The CRA will consider that a dividend that has been subject to the application of subsection 55(2) is not a taxable dividend referred to in subparagraph 112(3)(b)(i).
CRA also was more loquacious on the policy considerations underlying its interpretations. For example, respecting its position that where a dividend in kind paid by a corporation is subject to s. 55(2), the dividend recipient will be considered to have acquired the distributed property at a cost under s. 52(2) equal to its fair market value, CRA stated:
It would not be logical to say that a property received as a dividend in kind that was subject to the application of subsection 55(2) because its purpose was to increase cost or to reduce gain because of the increase in cost would, in turn, not have a cost.

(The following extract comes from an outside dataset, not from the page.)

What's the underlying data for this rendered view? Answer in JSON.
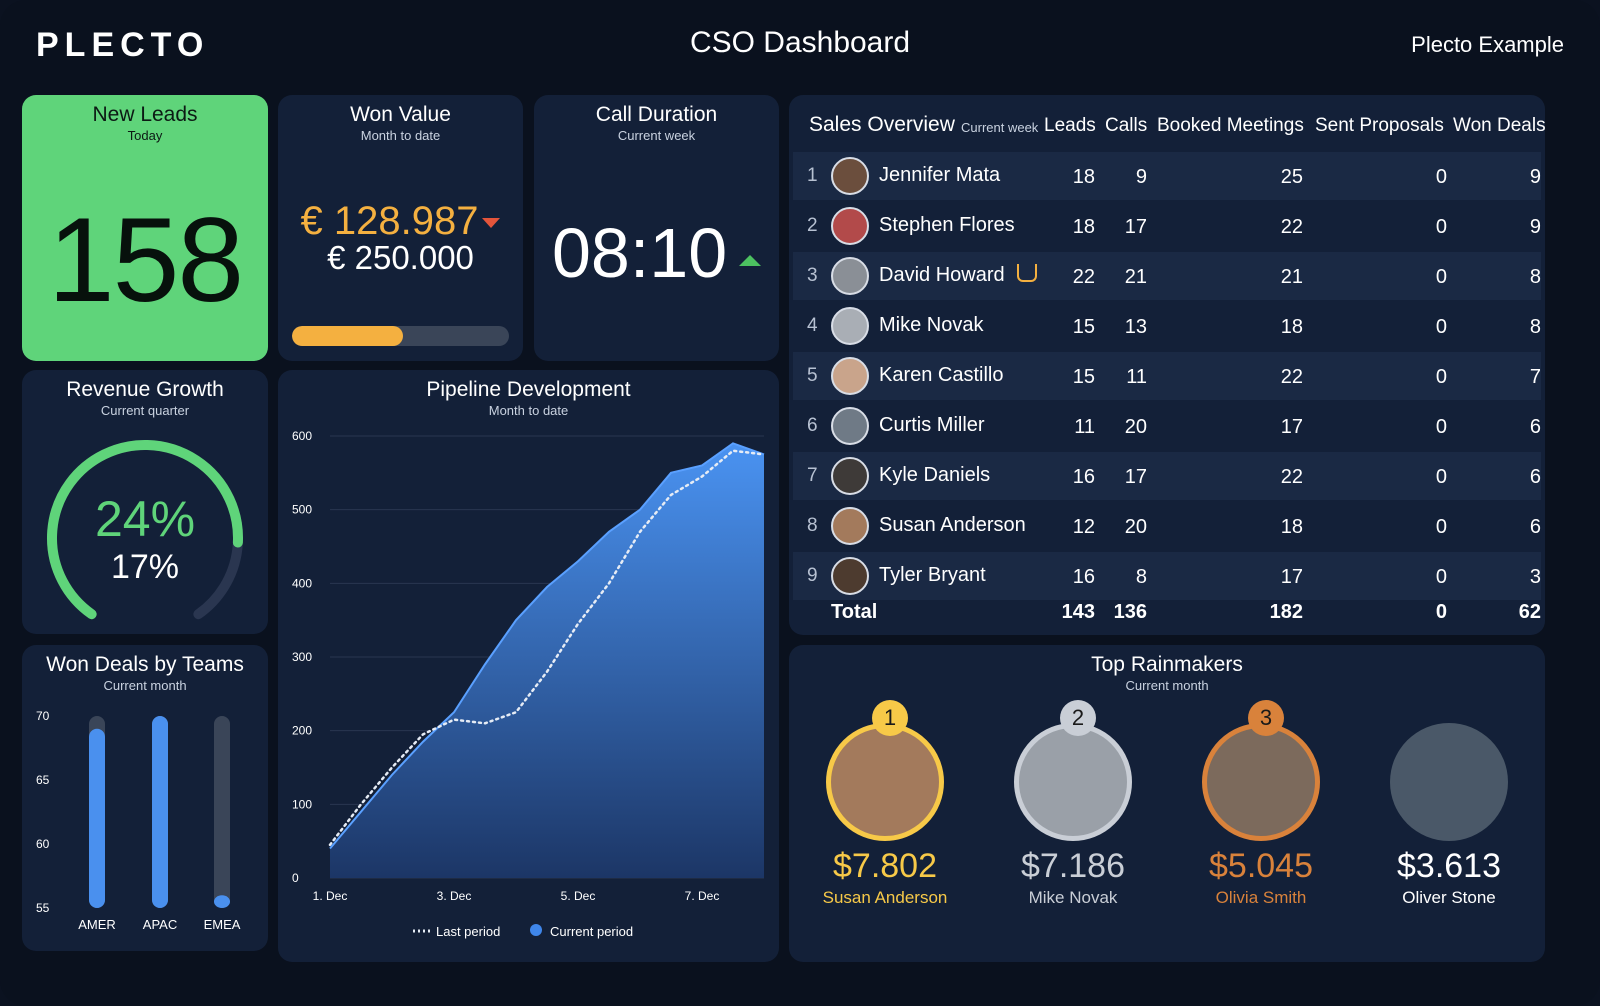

More generally, it stated:
The evolution of the role of subsection 55(2), as reflected in the 2015 legislative amendments to subsections 55(2), 52(3) and paragraph 53(1)(b), invites the conclusion that the application of subsection 55(2) to a dividend should not result in the denial of cost to the property that is received by the dividend recipient on the payment of the dividend.
Neal Armstrong. Summaries of 27 November 2018 CTF Roundtable Q. 2, 2018-0780071C6 under s. 112(3)(b)(i), s. 52(2), s. 52(3), s. 53(1)(b)(ii) and s. 89(1) – capital dividend account - (a)(i)(A).
Jencal Holdings – Tax Court of Canada finds that one of the main reasons for the existence of a holdco for one of five children was SBD multiplication
A reorganization was implemented so that a family company (“KT Holdings”) that indirectly carried on a tire business became held equally by holdcos for each of the five children. Whereas previously the small business deduction was not enjoyed, now each holdco generated the $500,000 deduction through loans being made to generate $500,000 in interest income from KT Holdings that was converted into active business income under s. 129(6)(b). In a planning memo prepared by KPMG, the multiplication of the small business limit was the only identified objective that required the use of holdcos.
Graham J considered that estate planning for the five children was likely a main reason for the separate existence of the holdcos “in general.” However, as the child for the particular holdco {“Jencal”) that was before him did not testify, he could not make any finding that estate planning was a main reason for the separate existence of Jencal. Accordingly, he confirmed the application by CRA of s.256(2.1) to deem Jencal to be associated with KT Holdings, so that s. 125(5.1) applied to reduce the small business limit available to Jencal to nil.
Neal Armstrong. Summary of Jencal Holdings Ltd. v. The Queen, 2019 TCC 16 under s. 256(2.1).